If this is really Loach’s final film, at age 86, it is the cap on a glorious run of form at Cannes, which began in the 1970s and saw him become one of only ten filmmakers to win the Palme d’Or twice. His first win was for a drama about the Irish War Of Independence, 2006’s The Wind That Shakes The Barley, a relatively rare Loach film with a period setting. That starred Cillian Murphy (Peaky Blinders) and Liam Cunningham (Good Vibrations) as two Irishmen fighting the British in their homeland.
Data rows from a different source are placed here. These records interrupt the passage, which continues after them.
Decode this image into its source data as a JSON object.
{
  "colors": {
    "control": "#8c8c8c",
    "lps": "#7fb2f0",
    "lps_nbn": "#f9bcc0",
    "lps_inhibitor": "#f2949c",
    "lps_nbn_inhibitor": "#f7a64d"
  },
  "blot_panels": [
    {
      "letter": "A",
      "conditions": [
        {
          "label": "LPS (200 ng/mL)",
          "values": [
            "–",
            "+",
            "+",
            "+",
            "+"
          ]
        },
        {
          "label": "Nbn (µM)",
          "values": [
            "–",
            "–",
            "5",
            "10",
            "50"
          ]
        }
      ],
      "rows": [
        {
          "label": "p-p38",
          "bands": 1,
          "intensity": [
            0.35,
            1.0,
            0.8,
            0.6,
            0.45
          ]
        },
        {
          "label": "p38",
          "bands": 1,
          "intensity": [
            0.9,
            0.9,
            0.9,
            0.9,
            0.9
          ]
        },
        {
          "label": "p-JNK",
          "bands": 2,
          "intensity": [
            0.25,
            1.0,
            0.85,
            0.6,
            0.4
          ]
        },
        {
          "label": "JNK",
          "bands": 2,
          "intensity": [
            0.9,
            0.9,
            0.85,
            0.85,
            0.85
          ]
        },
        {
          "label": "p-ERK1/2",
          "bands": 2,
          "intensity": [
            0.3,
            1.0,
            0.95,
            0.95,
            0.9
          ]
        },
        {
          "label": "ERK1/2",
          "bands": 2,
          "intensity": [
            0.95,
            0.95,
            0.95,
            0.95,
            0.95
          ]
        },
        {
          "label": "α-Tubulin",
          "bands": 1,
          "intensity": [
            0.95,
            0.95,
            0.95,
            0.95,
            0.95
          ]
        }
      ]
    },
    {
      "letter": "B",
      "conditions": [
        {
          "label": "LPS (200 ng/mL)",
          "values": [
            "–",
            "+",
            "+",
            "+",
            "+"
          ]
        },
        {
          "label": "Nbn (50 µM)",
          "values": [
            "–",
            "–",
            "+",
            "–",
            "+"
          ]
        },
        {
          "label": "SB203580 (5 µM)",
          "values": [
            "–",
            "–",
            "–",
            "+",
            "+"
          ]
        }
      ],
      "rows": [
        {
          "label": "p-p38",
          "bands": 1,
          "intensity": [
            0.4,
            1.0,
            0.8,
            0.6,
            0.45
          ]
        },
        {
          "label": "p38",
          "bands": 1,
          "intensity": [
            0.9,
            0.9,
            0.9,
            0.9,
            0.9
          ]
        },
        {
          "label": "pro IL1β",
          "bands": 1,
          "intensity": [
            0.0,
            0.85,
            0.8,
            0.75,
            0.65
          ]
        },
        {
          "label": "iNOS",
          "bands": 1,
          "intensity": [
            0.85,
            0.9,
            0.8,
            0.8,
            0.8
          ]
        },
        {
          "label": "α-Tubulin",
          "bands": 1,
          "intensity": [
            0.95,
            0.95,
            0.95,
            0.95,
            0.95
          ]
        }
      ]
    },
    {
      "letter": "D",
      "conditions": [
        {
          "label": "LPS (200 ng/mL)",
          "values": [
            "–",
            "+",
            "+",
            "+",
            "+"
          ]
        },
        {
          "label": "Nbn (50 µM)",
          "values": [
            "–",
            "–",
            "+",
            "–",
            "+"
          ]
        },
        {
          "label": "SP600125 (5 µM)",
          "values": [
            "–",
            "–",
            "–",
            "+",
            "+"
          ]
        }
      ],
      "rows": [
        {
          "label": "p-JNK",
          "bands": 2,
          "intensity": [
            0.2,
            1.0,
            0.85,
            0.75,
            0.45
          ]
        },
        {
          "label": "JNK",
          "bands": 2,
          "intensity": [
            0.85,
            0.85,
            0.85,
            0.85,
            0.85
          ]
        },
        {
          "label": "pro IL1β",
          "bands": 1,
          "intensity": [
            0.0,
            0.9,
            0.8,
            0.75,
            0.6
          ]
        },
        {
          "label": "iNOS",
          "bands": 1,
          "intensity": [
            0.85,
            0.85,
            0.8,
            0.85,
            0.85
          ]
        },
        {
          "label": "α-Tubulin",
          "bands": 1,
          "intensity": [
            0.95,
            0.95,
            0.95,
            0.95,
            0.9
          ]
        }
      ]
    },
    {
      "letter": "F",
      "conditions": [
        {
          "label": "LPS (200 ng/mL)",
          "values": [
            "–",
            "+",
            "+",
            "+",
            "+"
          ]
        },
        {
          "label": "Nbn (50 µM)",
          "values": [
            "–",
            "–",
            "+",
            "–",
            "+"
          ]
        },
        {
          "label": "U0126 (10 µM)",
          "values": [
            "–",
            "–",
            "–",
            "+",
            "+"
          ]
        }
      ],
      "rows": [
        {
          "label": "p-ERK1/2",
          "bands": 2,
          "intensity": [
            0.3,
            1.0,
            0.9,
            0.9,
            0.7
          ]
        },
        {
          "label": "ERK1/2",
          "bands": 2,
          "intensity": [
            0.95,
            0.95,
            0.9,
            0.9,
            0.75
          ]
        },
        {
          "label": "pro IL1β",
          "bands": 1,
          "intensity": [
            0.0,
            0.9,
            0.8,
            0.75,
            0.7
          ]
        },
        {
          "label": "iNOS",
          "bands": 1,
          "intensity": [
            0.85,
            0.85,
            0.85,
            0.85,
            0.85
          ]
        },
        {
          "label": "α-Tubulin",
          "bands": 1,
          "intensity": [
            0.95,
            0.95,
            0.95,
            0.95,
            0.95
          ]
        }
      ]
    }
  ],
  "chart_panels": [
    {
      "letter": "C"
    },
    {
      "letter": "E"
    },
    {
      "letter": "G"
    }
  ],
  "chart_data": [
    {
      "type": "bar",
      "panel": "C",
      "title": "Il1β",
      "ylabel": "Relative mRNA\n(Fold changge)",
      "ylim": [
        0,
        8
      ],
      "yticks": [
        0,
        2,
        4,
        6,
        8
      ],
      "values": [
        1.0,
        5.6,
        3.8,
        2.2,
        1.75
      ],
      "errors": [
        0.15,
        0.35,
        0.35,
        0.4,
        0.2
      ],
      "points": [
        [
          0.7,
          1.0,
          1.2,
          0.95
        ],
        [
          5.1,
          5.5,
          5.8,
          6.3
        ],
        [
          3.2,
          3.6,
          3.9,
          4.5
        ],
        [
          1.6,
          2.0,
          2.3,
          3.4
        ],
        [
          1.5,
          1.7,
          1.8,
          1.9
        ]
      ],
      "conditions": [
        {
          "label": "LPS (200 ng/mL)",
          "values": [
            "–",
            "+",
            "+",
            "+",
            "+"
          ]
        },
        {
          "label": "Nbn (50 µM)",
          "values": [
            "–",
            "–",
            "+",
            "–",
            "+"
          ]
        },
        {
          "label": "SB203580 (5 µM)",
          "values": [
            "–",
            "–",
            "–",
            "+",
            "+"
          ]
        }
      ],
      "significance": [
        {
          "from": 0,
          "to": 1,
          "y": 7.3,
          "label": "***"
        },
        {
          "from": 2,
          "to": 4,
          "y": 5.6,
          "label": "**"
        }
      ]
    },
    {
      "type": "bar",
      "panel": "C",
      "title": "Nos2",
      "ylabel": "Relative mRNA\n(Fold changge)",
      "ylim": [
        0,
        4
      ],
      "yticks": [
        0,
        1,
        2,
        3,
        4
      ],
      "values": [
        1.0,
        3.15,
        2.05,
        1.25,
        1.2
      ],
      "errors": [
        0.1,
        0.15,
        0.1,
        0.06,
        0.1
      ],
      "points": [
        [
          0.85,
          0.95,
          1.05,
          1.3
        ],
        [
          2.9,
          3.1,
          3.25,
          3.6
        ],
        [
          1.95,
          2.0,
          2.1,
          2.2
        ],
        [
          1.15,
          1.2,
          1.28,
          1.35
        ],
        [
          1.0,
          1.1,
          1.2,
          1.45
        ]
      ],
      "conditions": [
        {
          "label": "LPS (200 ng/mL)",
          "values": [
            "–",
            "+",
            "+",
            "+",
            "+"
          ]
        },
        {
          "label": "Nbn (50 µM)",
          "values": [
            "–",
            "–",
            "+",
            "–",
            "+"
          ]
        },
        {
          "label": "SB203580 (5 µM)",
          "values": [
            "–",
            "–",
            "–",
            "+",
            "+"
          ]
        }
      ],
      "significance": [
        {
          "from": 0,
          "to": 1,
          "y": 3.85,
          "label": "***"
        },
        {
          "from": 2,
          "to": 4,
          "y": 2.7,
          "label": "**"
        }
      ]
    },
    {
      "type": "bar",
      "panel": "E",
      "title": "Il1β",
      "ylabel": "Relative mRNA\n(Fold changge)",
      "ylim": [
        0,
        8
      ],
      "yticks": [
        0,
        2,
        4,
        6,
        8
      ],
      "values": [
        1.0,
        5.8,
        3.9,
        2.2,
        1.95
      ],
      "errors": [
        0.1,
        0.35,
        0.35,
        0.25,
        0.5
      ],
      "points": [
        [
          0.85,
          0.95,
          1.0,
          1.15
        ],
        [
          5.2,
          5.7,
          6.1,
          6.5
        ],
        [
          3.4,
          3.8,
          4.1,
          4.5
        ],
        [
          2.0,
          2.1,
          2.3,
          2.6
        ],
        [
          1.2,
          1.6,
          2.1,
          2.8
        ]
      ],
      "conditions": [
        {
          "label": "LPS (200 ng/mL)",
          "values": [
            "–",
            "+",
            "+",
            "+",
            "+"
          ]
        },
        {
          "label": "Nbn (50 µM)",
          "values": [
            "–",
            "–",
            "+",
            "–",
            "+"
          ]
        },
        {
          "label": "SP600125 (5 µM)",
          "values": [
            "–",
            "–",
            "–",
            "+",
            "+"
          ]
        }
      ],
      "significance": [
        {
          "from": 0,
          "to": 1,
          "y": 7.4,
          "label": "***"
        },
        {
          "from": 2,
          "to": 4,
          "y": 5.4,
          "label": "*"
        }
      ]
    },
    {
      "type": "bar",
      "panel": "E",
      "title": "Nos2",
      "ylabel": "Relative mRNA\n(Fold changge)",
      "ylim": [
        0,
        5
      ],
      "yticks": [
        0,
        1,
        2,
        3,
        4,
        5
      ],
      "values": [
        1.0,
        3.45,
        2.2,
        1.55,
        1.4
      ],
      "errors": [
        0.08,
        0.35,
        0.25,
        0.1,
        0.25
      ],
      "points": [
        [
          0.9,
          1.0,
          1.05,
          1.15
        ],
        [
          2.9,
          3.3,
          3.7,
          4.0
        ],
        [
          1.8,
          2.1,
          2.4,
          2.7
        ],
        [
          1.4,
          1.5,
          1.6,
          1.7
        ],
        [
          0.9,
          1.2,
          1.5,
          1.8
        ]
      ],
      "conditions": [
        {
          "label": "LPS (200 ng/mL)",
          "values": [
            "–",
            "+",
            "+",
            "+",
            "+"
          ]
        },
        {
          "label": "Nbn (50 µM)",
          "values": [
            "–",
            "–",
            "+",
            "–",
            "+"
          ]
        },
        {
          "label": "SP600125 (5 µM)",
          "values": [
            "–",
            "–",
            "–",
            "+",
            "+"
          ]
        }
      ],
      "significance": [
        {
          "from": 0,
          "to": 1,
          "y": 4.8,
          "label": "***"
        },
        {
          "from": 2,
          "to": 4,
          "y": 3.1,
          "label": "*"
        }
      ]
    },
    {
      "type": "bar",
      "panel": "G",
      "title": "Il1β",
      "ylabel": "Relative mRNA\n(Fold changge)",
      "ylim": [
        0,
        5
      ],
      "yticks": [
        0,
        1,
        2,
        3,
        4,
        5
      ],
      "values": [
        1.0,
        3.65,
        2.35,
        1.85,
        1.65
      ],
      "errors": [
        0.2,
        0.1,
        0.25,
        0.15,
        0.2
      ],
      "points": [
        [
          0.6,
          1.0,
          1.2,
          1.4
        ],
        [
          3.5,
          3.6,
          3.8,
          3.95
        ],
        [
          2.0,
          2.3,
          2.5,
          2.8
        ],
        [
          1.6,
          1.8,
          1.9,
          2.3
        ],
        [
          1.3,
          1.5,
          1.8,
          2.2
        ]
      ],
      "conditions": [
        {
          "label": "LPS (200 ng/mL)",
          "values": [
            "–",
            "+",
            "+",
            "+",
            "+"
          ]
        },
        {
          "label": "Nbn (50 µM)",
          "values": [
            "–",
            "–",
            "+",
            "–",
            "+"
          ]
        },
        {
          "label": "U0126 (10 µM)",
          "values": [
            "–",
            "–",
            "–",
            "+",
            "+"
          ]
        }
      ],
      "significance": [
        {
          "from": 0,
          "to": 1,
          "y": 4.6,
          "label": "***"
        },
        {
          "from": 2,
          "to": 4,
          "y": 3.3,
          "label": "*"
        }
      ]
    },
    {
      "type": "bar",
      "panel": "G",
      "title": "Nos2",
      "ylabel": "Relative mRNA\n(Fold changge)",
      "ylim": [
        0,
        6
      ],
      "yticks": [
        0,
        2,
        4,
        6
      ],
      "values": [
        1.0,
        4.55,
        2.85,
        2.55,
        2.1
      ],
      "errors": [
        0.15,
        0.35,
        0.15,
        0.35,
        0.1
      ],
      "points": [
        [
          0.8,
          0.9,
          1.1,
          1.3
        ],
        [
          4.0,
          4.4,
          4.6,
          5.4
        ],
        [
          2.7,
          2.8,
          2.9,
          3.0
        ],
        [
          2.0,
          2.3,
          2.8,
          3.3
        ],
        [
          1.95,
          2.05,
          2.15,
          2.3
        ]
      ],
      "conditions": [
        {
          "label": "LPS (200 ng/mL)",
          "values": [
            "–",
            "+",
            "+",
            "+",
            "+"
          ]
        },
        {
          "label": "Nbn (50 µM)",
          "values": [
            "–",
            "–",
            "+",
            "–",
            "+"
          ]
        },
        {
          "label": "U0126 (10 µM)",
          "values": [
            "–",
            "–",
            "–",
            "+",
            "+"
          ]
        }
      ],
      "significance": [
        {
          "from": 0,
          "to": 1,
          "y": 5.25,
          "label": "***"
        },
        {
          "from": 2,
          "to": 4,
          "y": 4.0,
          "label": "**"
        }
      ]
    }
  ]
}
He followed that ten years later with the extraordinary I, Daniel Blake, the story of an apparently ordinary middle-aged man, played by Dave Johns, whose doctor advises him to stop work after a heart attack. But when a heartless benefits system denies him help and support, he makes it his mission not only to find a way to support himself but to help others, like single mum Katie (Hayley Squires, The Electric Life Of Louis Wain). It’s a powerful cry for humanity in a faceless, hostile system – as so many Loach films are. He took on the gig economy in Sorry We Missed You in 2019; young offenders in The Angels’ Share in 2012, and kids trying to stay out of trouble in Sweet Sixteen in 2002, launching the career of Martin Compston (Line Of Duty, Red Road).

The Angels' Share

Of course Loach is not alone telling socially realistic stories in Cannes. His contemporary Mike Leigh won the Palme d’Or for 1996’s brilliant Secrets & Lies, about adoption, which starred Brenda Blethyn (Ethel & Ernest, Pride & Prejudice), Timothy Spall (Mr Turner, Spencer) and Marianne Jean-Baptiste (In Fabric). Leigh also won a special prize for Another Year, starring Lesley Manville (Ordinary Love, Mrs Harris Goes To Paris) and Jim Broadbent (The Duke).

Secrets & Lies

Many of those carrying the torch for social realism in recent years, however, have been female directors. Andrea Arnold won the Jury Prize three times now: for Red Road in 2006, Fish Tank in 2009 and American Honey in 2016. Lynne Ramsay is also a multiple prize winner. She first attended with Morvern Callar, starring Samantha Morton (Miss Julie), and won a Screenplay prize for the extraordinarily moving, Joaquin Phoenix-starring You Were Never Really Here in 2017. Most recently, Charlotte Wells won acclaim for her film Aftersun last year, which went on to Oscar and BAFTA success. That was only Wells’ first film as well. Even if this proves to be Ken Loach’s last year with a film in competition in Cannes, more than 40 years after his first, the sort of filmmaking that he championed is in good hands with the new generation.